Obviously this famous Italian director is supposed to stand for Fellini himself. He could have suffered from director block himself and just threw this movie together to be something, much like the director in the movie does. But with Fellini this is all very complex and open to great meaning that could take forever to discuss. So let us keep to the basics.

Like all of Fellini, the movie is filled with beautiful images. Fellini is considered by some to be the greatest director ever, particularly because of the beautiful images that fill his movies. But Fellini was not an outstanding technical director like Fritz Lang or Alfred Hitchcock. He was brilliant at setting up shots and shooting them like a painting, but there are not a lot of pans, crane shots or dolly shots.

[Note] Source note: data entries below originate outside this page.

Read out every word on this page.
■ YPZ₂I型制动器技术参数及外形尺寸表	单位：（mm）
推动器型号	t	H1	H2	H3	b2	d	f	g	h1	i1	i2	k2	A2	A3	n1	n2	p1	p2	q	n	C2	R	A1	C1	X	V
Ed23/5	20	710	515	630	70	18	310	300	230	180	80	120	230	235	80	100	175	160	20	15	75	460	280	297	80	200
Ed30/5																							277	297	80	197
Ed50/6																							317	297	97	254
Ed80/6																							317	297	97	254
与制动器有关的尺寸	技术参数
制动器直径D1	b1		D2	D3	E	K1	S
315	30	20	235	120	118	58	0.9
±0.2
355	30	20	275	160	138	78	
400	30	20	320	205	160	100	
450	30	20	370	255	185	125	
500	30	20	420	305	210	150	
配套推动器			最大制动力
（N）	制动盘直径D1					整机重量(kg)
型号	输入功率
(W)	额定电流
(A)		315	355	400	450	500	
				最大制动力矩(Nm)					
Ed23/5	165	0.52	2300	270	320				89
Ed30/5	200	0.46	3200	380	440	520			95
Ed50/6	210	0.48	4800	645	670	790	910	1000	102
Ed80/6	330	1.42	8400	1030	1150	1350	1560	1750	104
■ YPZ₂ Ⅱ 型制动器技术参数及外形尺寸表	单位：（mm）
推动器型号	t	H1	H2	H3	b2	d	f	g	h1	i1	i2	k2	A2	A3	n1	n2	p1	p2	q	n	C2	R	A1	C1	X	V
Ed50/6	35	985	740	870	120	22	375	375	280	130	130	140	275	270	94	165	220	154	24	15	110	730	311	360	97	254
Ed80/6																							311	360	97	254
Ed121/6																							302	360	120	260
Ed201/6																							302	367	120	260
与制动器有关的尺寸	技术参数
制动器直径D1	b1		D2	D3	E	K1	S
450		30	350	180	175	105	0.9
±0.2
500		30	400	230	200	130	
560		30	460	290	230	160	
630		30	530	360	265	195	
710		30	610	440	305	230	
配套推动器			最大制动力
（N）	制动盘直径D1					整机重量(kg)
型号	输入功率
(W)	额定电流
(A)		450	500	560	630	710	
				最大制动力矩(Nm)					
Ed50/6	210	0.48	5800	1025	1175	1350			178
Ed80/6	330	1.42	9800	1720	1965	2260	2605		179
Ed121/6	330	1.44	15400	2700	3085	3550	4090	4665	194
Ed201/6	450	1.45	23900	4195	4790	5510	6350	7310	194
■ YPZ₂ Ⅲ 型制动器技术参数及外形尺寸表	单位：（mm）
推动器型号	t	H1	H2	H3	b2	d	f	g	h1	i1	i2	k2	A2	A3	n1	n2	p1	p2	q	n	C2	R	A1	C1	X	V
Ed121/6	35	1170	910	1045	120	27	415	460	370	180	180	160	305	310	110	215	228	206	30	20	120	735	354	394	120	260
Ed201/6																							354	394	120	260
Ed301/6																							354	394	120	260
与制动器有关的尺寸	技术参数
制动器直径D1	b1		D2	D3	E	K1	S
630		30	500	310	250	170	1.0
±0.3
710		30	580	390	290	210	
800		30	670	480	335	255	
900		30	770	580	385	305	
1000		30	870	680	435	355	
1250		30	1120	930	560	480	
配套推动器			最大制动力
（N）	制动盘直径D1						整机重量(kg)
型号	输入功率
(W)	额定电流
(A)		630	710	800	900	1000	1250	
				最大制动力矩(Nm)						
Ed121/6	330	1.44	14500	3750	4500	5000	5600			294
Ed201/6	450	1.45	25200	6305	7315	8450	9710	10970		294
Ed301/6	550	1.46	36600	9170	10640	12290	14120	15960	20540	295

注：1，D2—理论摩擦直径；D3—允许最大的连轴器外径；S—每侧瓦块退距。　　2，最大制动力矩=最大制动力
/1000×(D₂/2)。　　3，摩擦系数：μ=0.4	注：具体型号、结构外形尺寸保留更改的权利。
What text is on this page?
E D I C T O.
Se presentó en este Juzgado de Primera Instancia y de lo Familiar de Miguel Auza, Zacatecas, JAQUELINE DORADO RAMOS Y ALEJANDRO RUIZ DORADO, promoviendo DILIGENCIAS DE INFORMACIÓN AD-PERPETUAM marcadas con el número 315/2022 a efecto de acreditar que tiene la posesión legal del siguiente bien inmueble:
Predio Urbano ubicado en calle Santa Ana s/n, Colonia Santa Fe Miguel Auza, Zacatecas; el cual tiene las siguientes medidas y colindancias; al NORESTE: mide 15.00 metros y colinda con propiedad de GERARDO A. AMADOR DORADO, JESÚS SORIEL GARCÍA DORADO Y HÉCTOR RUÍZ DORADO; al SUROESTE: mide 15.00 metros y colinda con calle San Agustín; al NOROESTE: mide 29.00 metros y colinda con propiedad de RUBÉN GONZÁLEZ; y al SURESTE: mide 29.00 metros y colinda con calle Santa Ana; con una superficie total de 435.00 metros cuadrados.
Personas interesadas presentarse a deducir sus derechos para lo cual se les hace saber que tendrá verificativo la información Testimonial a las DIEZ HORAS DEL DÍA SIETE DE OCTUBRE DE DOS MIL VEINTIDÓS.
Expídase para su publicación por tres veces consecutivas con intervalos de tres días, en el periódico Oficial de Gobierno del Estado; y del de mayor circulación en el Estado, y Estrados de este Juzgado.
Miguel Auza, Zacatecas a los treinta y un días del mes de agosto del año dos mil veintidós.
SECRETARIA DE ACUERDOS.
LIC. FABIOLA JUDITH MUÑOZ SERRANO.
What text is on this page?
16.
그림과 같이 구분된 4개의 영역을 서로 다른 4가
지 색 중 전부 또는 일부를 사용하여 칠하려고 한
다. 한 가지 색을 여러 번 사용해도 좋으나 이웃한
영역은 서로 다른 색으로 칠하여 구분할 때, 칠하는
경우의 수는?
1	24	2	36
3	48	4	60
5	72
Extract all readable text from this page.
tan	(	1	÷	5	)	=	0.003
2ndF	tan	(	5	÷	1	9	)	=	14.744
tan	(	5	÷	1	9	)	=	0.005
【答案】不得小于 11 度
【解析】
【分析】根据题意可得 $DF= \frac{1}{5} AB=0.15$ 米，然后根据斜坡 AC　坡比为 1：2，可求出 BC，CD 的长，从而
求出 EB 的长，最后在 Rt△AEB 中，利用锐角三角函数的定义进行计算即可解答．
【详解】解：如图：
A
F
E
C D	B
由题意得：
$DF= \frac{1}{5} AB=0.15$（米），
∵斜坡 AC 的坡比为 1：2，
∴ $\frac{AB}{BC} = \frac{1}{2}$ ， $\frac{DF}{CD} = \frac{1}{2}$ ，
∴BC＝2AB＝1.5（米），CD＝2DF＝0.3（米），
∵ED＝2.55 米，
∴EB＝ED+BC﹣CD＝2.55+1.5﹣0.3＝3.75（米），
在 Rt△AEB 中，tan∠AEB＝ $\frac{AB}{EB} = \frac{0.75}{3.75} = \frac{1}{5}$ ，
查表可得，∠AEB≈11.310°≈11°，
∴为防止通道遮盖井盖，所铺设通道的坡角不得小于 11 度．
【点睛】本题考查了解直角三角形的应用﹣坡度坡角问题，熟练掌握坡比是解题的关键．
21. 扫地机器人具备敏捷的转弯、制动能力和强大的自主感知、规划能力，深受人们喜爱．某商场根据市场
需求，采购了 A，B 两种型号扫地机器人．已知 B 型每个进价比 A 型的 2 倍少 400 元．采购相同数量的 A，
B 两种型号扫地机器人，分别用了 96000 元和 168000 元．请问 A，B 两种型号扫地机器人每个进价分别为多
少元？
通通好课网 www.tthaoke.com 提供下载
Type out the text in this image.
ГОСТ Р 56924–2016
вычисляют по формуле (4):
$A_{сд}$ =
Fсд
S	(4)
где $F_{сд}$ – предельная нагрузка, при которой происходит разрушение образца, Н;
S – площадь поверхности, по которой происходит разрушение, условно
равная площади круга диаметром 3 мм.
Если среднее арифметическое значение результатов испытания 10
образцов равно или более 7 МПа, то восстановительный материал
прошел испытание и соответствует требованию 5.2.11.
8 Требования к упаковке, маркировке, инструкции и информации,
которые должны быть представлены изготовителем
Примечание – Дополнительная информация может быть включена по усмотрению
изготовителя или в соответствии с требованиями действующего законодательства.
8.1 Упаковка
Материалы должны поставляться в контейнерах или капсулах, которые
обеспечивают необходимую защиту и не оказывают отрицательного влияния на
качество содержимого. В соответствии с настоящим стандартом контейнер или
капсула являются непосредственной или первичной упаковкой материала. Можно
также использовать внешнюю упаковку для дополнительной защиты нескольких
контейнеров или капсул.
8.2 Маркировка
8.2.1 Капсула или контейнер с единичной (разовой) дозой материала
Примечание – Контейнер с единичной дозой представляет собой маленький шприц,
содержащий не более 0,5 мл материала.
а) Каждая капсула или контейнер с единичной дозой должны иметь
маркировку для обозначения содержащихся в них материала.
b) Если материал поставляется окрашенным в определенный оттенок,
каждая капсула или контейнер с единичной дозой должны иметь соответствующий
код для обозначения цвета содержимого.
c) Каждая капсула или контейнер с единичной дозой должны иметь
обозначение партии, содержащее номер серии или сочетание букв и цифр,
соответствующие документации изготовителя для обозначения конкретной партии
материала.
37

The beauty of Fellini is static.

Because Fellini is more interested in images than story, his movies tend toward the weird side. This is the case here as there are random images and flashbacks that are included. They work here because the director's mind is so cluttered and indecisive that the whole thing works. Since it works this is called genius, if it didn't it would be called trash.

Images in the movie have been imitated. The beginning of Falling Down (1995) was modeled after 8½'s. The ending has often been imitated as well. The large circle of people involved with the production of the movie's movie and of the movie itself. Fellini as a boy ran away to join the circus. This is why the circus plays a large role in his movies and why we are graced with the presence of the clowns and circus music at the end.

8½ is an autobiographical movie. It is also a movie that defines what it is like to come up with a movie when you are famous. The stresses it puts on the director and his relationship if he happens to be married. It is a movie that needs to be watched more than once so it can take on deeper meaning each time. Constructing a movie like this might not take so long if it was unintended to turn out like this. Fellini wants the audience to think this is a natural progression of the director's thoughts, not that it has been preplanned by him.

Fellini was famous for remarking that he was a liar and to never believe a word he said. So the jury is still out as to how much Fellini meant to show in the movie and how much has been interpreted as greatness simply because it was made by Fellini. Whatever it is, it is a worthwhile movie to watch.